Renseignement, réseaux, communication d’influence…, le Corporate Council on Africa (CCA) remplit tous les critères d’une douce machine de guerre économique. Il incarne les yeux et les oreilles des entreprises américaines parties à la conquête du continent africain.

Par Guy Gweth

Souvent regardé comme l’équivalent étatsunien du Conseil Français des Investisseurs en Afrique (CIAN), le Corporate Council on Africa est une ONG corporative créée en 1993 aux États-Unis avec pour mission officielle de faciliter et de renforcer les relations commerciales entre les États-Unis et l’Afrique. Contrairement au CIAN [1], le CCA entretient des relations étroites avec les gouvernements, les diplomates et les réseaux d’affaires dans le but affiché d’améliorer le climat des investissements en Afrique et d’accroitre la présence de l’Afrique au sein de la communauté des affaires aux États-Unis. Le fait pour les stratèges américains d’avoir réussi à afficher l’Afrique au fronton de ce groupe d’intérêts est, en termes d’influence et de diplomatie économique, une prouesse dont la communication sert parfaitement les intérêts très divers de ses membres.

L’incroyable diversité des membres du CCA

Le CCA rassemble environ 200 entreprises américaines évoluant sur le sol africain, 85% des investissements privés en Afrique proviennent de ses rangs. On y trouve aussi bien les multinationales que les PME/PMI et les fondations. En 2010, le conseil d’administration du CCA est composé des représentants de Boeing, Chevron, Motorola, Standard Bank Group, Oracle, ExxonMobil, Lonhro, EMP Investment Fund, Freeport-McMoRan Copper & Gold Inc., Baker & Hostetler LLP, Raytheon, Mars Inc., Africa Global, SAIC, John Deere, Africa Coalition for Trade, Novus International Inc., Johnson & Johnson Corp, TetraTech, Global Health Council, SEACOM, Marathon Oil Company, Acrow Bridges, Development Finance International Inc., JR Boule, South Africa Airways, Danya International, PriceWaterhouseCoopers et General Electrics. Si l’association est aussi prisée des leaders américains, c’est que cette machine de guerre économique – qui n’en donne pas l’impression – profite efficacement aux décideurs des organisations membres.

Comment le CCA profite aux organisations membres

En dépit de son positionnement, le Corporate Council on Africa fournit avant tout aux entreprises membres un ensemble de services (rencontres et renseignements) sur les opportunités d’affaires en Afrique, même si quelques programmes spécifiques s’adressent aux entreprises africaines [2] souhaitant investir aux États-Unis.

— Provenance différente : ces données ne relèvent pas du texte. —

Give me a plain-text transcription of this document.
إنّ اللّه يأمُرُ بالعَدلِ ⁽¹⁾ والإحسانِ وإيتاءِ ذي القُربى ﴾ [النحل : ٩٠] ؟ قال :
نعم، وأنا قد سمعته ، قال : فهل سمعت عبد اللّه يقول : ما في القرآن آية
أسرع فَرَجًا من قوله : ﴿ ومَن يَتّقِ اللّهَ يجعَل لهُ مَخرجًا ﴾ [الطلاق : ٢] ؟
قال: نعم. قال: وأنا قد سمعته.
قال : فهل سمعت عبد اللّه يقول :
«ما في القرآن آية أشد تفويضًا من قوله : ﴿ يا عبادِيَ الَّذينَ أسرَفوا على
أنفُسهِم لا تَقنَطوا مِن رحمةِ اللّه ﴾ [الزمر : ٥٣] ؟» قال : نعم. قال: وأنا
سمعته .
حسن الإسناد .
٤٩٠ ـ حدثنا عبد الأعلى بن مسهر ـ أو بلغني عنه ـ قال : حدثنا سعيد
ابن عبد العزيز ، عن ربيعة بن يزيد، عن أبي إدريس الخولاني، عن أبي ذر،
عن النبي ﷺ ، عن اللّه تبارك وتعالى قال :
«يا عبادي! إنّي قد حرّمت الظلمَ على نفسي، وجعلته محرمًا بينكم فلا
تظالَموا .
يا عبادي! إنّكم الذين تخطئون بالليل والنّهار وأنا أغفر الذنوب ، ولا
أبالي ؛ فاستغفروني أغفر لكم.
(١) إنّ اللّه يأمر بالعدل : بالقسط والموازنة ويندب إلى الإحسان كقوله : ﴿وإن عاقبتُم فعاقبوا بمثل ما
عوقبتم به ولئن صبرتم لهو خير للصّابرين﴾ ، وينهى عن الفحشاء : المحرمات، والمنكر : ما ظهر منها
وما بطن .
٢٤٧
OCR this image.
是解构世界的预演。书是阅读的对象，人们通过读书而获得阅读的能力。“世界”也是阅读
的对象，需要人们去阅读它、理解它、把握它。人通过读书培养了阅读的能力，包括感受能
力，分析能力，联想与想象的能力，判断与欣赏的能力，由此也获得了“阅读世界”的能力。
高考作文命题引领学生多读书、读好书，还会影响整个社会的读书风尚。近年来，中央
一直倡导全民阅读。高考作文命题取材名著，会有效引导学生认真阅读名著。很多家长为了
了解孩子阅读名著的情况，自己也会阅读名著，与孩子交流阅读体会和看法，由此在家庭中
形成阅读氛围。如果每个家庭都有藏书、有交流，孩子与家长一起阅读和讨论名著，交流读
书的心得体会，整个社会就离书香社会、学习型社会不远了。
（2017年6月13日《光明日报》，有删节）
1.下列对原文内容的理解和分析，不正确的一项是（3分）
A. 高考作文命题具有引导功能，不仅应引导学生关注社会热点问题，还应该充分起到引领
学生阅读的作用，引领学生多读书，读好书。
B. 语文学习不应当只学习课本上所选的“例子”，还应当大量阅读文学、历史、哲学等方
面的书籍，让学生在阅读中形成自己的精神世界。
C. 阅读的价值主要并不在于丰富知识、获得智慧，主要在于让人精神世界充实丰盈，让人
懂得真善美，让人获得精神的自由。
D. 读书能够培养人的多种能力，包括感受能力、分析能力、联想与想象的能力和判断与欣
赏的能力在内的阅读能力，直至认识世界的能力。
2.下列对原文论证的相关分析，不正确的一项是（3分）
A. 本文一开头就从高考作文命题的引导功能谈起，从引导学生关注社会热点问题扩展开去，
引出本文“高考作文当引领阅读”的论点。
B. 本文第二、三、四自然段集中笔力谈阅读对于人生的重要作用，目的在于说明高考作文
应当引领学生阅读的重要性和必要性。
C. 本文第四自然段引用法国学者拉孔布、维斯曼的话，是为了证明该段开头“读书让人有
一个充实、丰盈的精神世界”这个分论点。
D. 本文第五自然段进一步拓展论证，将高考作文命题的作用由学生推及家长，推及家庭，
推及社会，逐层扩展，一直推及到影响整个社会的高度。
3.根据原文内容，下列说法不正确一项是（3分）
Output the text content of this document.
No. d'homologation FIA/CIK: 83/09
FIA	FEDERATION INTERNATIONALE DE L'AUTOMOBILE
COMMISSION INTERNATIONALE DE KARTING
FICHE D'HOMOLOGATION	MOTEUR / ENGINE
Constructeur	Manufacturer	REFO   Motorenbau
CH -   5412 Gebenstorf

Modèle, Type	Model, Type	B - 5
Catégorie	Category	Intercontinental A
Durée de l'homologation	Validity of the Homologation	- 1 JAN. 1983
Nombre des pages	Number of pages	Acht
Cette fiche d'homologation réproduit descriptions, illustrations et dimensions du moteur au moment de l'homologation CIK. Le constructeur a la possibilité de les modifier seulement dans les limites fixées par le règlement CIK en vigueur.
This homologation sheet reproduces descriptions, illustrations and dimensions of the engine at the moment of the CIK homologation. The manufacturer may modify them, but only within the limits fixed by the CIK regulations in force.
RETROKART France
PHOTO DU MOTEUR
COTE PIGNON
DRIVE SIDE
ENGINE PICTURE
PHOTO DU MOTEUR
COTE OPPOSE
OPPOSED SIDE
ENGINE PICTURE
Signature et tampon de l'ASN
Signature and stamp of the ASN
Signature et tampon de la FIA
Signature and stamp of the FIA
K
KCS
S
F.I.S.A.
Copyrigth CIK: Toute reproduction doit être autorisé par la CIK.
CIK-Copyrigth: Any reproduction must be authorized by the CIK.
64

Le septième sommet – Africa Business Summit [3] – tenu du 29 septembre au 1er octobre 2009 a attiré un millier de participants en provenance d’Afrique et des États-Unis. La banque de données de l’association offre des informations à haute valeur ajoutée sur les entreprises, les membres de gouvernements et les diplomates africains, les personnalités–clés de l’administration américaine, du monde des médias ainsi que de la communauté des ONG. L’ensemble de ces informations est régulièrement mis à jour. Le CCA édite par ailleurs des publications (en versions papier [4] et électronique [5] et organise des groupes de travail thématiques [6] et par zone géographique [7] au profit de ses réseaux locaux et internationaux.

Des manifestations locales aux réseaux internationaux

Chaque année, le CCA organise une série d’activités à travers les États-Unis en vue d’informer les entreprises américaines sur les opportunités d’affaires en Afrique. Baptisées Doing Business in Africa Forums, ces manifestations annuelles permettent aux membres du CCA d’entrer au contact (ou de renforcer leurs liens) avec les agences locales américaines ainsi qu’avec les représentations diplomatiques et consulaires des pays africains sur le sol américain. Tout au long de l’année, le CCA organise en outre des séminaires et des programmes spécifiques à l’intention des membres de l’administration américaine et des représentants d’organismes multilatéraux diplomates ainsi que des ministres et opérateurs économiques africains en visite aux États-Unis. Depuis sa création, le CCA a rencontré environ quarante chefs d’États et de gouvernements africains à des fins de lobbying et de promotion de ses programmes.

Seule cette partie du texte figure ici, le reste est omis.